Comme à l’Onu, Pékin continue d’offrir à Moscou un service minimum. Xi Jinping marche, il est vrai, sur le fil du rasoir, se refusant depuis le début à soutenir pleinement une agression contre un pays ami et souverain, mais en sachant aussi qu’une défaite de la Russie serait également celle de ses alliés, et que l’humiliation essuyée par Moscou déteindrait inévitablement sur Pékin – et sur celui qui y règne en maître absolu. À quoi s’ajouterait une autre perspective épouvantable : qu’une déroute en Ukraine ne provoque la chute de Poutine et son remplacement par un dirigeant mieux disposé à l’égard de l’Occident, comme le furent Boris Eltsine en son temps ou Dmitri Medvedev durant son passage à la présidence russe (2008-2012).

Un vieux triangle géopolitique revisité

Fondamentalement, dans la conduite de ses relations avec le Kremlin, la Chine cherche avant tout à défendre ses intérêts faisant, en définitive, aussi peu de cas de la Russie que de l’Ukraine. Or, la compétition entre la Chine et les États-Unis est devenue une obsession à Pékin, et les Chinois estiment ne pas pouvoir la soutenir seuls – à tout le moins tant qu’ils n’ont pas acquis une puissance suffisante. Le triangle Pékin-Washington-Moscou n’est, au demeurant, pas une nouveauté. Jadis, quand la Chine craignait d’être attaquée par l’URSS, elle s’est appuyée sur l’Amérique pour mieux écarter la menace. Aujourd’hui, le jeu des alliances s’est modifié, dès lors qu’on pense à Pékin que le danger vient désormais davantage de Washington que de Moscou.

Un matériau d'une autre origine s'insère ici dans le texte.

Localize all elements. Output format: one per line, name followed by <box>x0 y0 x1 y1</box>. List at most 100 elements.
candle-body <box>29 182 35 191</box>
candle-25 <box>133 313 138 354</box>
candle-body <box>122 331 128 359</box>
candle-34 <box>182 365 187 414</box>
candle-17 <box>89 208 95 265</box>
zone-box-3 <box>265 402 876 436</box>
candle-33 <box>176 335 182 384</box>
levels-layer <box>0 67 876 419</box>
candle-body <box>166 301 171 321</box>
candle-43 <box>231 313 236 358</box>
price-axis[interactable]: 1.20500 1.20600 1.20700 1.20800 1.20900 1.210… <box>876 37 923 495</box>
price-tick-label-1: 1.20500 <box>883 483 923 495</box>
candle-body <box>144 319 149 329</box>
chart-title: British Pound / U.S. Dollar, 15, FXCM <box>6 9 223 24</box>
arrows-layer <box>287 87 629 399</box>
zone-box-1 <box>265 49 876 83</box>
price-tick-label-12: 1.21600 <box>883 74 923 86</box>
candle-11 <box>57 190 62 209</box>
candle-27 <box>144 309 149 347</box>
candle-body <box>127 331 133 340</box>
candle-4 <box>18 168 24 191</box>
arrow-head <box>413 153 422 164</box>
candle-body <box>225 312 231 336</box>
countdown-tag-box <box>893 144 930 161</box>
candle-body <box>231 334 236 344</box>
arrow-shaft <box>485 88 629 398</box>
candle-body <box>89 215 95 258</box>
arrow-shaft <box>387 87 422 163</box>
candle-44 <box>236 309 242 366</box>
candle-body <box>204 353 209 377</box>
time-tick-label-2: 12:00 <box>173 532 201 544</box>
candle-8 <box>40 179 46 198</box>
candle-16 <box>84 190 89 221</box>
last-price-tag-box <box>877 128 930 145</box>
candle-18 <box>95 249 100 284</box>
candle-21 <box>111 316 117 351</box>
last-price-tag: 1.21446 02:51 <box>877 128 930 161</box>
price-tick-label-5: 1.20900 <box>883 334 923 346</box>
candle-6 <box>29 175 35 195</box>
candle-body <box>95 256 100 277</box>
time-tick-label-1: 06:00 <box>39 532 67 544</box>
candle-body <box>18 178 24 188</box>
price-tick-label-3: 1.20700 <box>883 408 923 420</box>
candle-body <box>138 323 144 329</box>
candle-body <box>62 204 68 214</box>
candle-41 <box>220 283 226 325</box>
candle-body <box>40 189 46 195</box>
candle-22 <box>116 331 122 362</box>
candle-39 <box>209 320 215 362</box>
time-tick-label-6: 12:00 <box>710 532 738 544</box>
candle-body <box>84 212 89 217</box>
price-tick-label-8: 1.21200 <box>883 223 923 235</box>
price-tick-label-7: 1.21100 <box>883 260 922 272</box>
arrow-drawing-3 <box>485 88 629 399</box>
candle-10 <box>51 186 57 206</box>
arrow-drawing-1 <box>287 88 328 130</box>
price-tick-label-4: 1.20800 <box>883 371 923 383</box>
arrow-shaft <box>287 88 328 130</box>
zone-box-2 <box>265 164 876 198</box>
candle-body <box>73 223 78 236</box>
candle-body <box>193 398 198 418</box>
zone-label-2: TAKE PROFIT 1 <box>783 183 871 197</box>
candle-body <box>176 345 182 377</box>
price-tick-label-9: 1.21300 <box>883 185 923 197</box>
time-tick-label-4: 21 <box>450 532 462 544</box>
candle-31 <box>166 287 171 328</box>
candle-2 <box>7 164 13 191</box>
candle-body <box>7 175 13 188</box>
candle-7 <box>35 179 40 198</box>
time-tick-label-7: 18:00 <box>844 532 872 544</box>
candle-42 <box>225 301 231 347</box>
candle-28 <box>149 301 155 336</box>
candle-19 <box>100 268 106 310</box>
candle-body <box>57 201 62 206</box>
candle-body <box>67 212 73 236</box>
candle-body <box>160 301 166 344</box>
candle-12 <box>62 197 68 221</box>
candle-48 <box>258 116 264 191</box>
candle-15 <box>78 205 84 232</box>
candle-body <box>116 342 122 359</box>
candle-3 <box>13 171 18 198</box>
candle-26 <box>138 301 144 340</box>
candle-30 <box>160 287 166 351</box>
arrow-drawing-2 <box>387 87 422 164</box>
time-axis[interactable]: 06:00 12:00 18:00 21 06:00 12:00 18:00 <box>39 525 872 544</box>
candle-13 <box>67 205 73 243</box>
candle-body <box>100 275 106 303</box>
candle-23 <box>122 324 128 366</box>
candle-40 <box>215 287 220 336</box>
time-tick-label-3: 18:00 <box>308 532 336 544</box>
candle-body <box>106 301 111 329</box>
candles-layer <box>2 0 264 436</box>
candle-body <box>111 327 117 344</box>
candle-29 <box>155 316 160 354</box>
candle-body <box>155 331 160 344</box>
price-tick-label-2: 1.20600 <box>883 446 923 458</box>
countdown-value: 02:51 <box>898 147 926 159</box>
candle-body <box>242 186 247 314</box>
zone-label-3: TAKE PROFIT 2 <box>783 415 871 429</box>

Le bond en avant des relations économiques sino-russes est, certes, une réalité, mais il s’inscrit lui aussi dans l’ordre des choses. La Chine a un besoin exponentiel d’énergie et de matières premières ; la Russie en est l’un des plus gros producteurs mondiaux et, qui plus est, les deux pays sont voisins, ce qui facilite le transport et réduit les coûts. L’annonce par Vladimir Poutine d’un accord sur la construction du gazoduc “Force de Sibérie 2”, qui fournira à la Chine 50 milliards de mètres cubes par an, témoigne de la consolidation des liens entre Moscou et Pékin. Mais la Chine a besoin de ce gaz et le projet aurait été de l’avant, avec ou sans la guerre en Ukraine. Tout au plus, dans la position de faiblesse où se trouve une Russie frappée par les sanctions, la Chine a-t-elle probablement pu négocier des conditions plus favorables.

L’ennemi héréditaire, c’est la Russie

Il faut encore rappeler que l’ennemi héréditaire de la Chine, ce n’est ni l’Amérique, ni l’Europe; c’est la Russie. C’est elle qui, sous les tsars, a enlevé à l’Empire chinois un million de kilomètres carrés (jamais restitués). C’est elle qui, sous Staline, a failli mener à l’anéantissement le jeune Parti communiste chinois (au nom d’une alliance suicidaire imposée avec le Kuomintang de Chiang Kai-shek). C’est elle qui, sous Staline toujours, a entraîné la Chine dans la désastreuse guerre de Corée (menée par procuration pour l’URSS). Et c’est elle encore qui, sous Khrouchtchev, a contraint les Chinois à vivre dans la hantise d’une guerre nucléaire déclenchée par des camarades devenus ennemis jurés.

Ce lourd passif empêche l’instauration d’un climat de confiance entre Pékin et Moscou, hypothéquant le développement d’un véritable partenariat. Significativement, jusqu’à l’invasion de l’Ukraine et au renforcement de la coopération bilatérale dicté par les circonstances, les échanges commerciaux entre les deux géants étaient restés à un niveau anormalement bas, en dépit des promesses répétées, d’un côté comme de l’autre, de les porter vers des sommets toujours plus élevés.

Ce legs de l’Histoire compromet aussi la médiation que Xi Jinping affecte de vouloir assurer après avoir présenté un plan de paix qui ne suscite visiblement l’enthousiasme de personne. La Chine est trop proche de la Russie pour paraître impartiale, notamment aux yeux des Ukrainiens, mais la Russie se méfie elle-même trop de la Chine pour s’en remettre à ses bons offices.